Israeli envoy, bondage gear, the street

Oh My!

Comments

  1. Finally, someone worthy!

  2. Roman Kalik says:

    Oh dear.

  3. They got drugs and alcohol down there in central America that will mess you up!

  4. hehe, I thought bondage was a french speciallity :lol:

  5. The gnawing social horror of this is that no matter what he may have positively accomplished in his stations and career, he will be known for the three words that can be used to find his name on Internet search engines: “naked bondage ambassador”.

    Ouch.

    Reflexively, because of that fact, I just want everyone to lay off the poor guy.

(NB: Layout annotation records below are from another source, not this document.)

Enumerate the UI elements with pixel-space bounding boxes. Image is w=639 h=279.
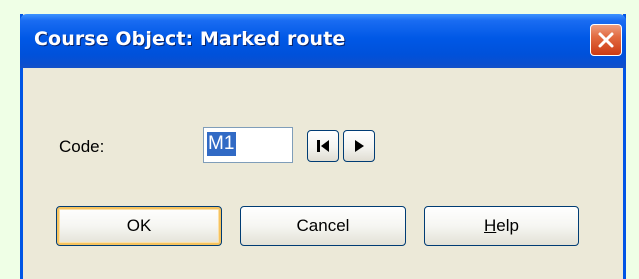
- next-record-button[interactable]: [343, 130, 375, 162]
- close-icon: [598, 32, 614, 48]
- code-input[interactable]: M1: [203, 127, 293, 163]
- help-button-label: elp: [496, 216, 519, 235]
- skip-to-first-icon: [317, 140, 329, 152]
- code-label: Code:: [59, 137, 105, 156]
- dialog-body: Code: M1 OK Cancel Help: [23, 68, 623, 279]
- help-mnemonic: H: [484, 216, 497, 235]
- help-button[interactable]: Help: [424, 206, 579, 246]
- course-object-dialog: Course Object: Marked route Code: M1 OK …: [20, 14, 626, 279]
- cancel-button[interactable]: Cancel: [240, 206, 406, 246]
- play-next-icon: [355, 140, 364, 152]
- close-button[interactable]: [590, 24, 622, 56]
- title-bar[interactable]: Course Object: Marked route: [20, 14, 626, 68]
- ok-button-label: OK: [126, 216, 152, 235]
- ok-button[interactable]: OK: [56, 206, 222, 246]
- cancel-button-label: Cancel: [296, 216, 350, 235]
- first-record-button[interactable]: [307, 130, 339, 162]
- window-title: Course Object: Marked route: [34, 28, 346, 50]
- screen-background: Course Object: Marked route Code: M1 OK …: [0, 0, 639, 279]
- code-input-value: M1: [207, 132, 237, 156]
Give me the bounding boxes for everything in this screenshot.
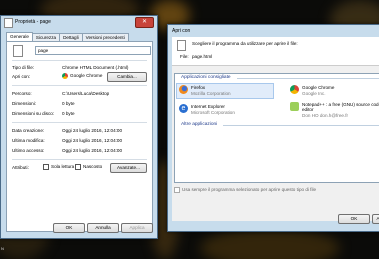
created-label: Data creazione: xyxy=(12,128,45,133)
recommended-header: Applicazioni consigliate xyxy=(181,75,231,80)
program-vendor: Don HO don.h@free.fr xyxy=(302,113,349,118)
ok-button[interactable]: OK xyxy=(53,223,85,233)
divider xyxy=(237,78,379,79)
created-value: Oggi 24 luglio 2016, 12:04:00 xyxy=(62,128,123,133)
internet-explorer-icon: e xyxy=(179,104,188,113)
program-name: Notepad++ : a free (GNU) source code edi… xyxy=(302,102,379,112)
divider xyxy=(223,125,379,126)
file-icon xyxy=(177,40,186,51)
program-vendor: Google Inc. xyxy=(302,91,326,96)
change-button[interactable]: Cambia... xyxy=(107,72,147,82)
accessed-value: Oggi 24 luglio 2016, 12:04:00 xyxy=(62,148,123,153)
firefox-icon xyxy=(179,85,188,94)
size-value: 0 byte xyxy=(62,101,75,106)
open-with-window: Apri con Scegliere il programma da utili… xyxy=(167,24,379,232)
opens-label: Apri con: xyxy=(12,74,31,79)
divider xyxy=(12,159,147,160)
checkbox-box[interactable] xyxy=(75,164,81,170)
chrome-icon xyxy=(290,85,299,94)
apply-button[interactable]: Applica xyxy=(121,223,153,233)
divider xyxy=(12,122,147,123)
file-icon xyxy=(13,45,23,57)
disk-size-value: 0 byte xyxy=(62,111,75,116)
close-button[interactable]: ✕ xyxy=(135,17,154,28)
type-value: Chrome HTML Document (.html) xyxy=(62,65,129,70)
cancel-button[interactable]: A xyxy=(372,214,379,224)
header-area: Scegliere il programma da utilizzare per… xyxy=(172,37,379,66)
checkbox-box[interactable] xyxy=(43,164,49,170)
modified-value: Oggi 24 luglio 2016, 12:04:00 xyxy=(62,138,123,143)
divider xyxy=(12,85,147,86)
path-label: Percorso: xyxy=(12,91,32,96)
program-list: Applicazioni consigliate Firefox Mozilla… xyxy=(174,73,379,183)
modified-label: Ultima modifica: xyxy=(12,138,45,143)
cancel-button[interactable]: Annulla xyxy=(87,223,119,233)
file-value: page.html xyxy=(192,54,213,59)
size-label: Dimensioni: xyxy=(12,101,36,106)
program-vendor: Mozilla Corporation xyxy=(191,91,231,96)
divider xyxy=(12,60,147,61)
file-icon xyxy=(4,18,13,28)
program-name: Google Chrome xyxy=(302,85,335,90)
open-with-body: Scegliere il programma da utilizzare per… xyxy=(172,37,379,224)
always-use-checkbox[interactable]: Usa sempre il programma selezionato per … xyxy=(174,187,316,193)
ok-button[interactable]: OK xyxy=(338,214,370,224)
other-header: Altre applicazioni xyxy=(181,122,218,127)
advanced-button[interactable]: Avanzate... xyxy=(110,163,147,173)
hidden-checkbox[interactable]: Nascosto xyxy=(75,164,102,170)
attributes-label: Attributi: xyxy=(12,165,29,170)
accessed-label: Ultimo accesso: xyxy=(12,148,45,153)
file-label: File: xyxy=(180,54,189,59)
readonly-checkbox[interactable]: Sola lettura xyxy=(43,164,74,170)
program-vendor: Microsoft Corporation xyxy=(191,110,235,115)
instruction-text: Scegliere il programma da utilizzare per… xyxy=(192,41,298,46)
notepadpp-icon xyxy=(290,102,299,111)
tab-bar: Generale Sicurezza Dettagli Versioni pre… xyxy=(6,32,129,42)
disk-size-label: Dimensioni su disco: xyxy=(12,111,55,116)
open-with-titlebar[interactable]: Apri con xyxy=(168,25,379,37)
window-title: Proprietà - page xyxy=(15,19,51,25)
filename-field[interactable]: page xyxy=(35,46,151,55)
program-name: Firefox xyxy=(191,85,206,90)
program-name: Internet Explorer xyxy=(191,104,225,109)
general-panel: page Tipo di file: Chrome HTML Document … xyxy=(6,41,153,232)
type-label: Tipo di file: xyxy=(12,65,35,70)
properties-titlebar[interactable]: Proprietà - page ✕ xyxy=(1,16,157,28)
path-value: C:\Users\Luca\Desktop xyxy=(62,91,110,96)
window-title: Apri con xyxy=(172,28,191,34)
checkbox-box[interactable] xyxy=(174,187,180,193)
desktop-label: N xyxy=(1,246,4,251)
chrome-icon xyxy=(62,73,68,79)
properties-window: Proprietà - page ✕ Generale Sicurezza De… xyxy=(0,15,158,239)
opens-value: Google Chrome xyxy=(62,73,102,79)
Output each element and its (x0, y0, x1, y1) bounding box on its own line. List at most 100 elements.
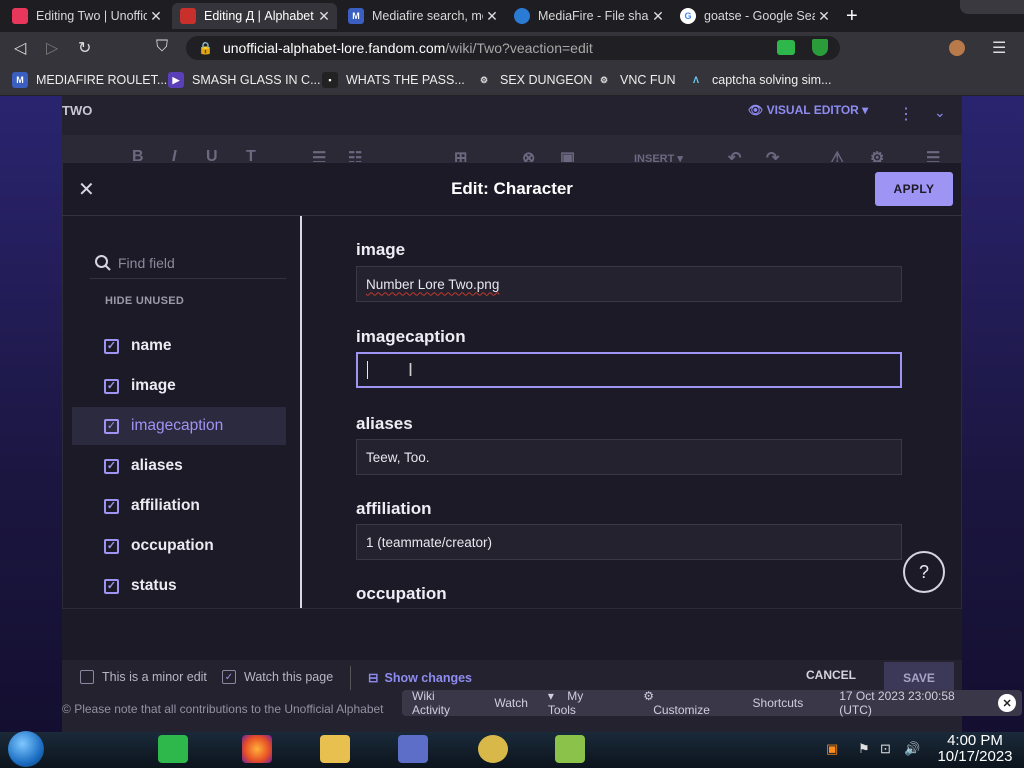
customize-link[interactable]: ⚙ Customize (643, 689, 732, 717)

    So, I would like to point out to Mr. Refael, just remember: you can always suppose that as far as ex-ambassadors go, a certain Mohammed Said Al-Sahaf may actually consider trading reputations with you. I’m sure he’s even more irked that his name keeps, and will keep, cropping up with thesarus-solid regularity internationally every time government obliviousness is demonstrated.

  6. BrooklynJon says:

    As we approach Passover, it actually makes sense for him to have been led out of the house of bondage, although ironically, it seems like he had been pretty leavened (a head start on the four glasses of wine, I suppose). I’m curious if the Carribean was split for him to return to Israel, and if he had to stagger around the Sinai a bit while heading home.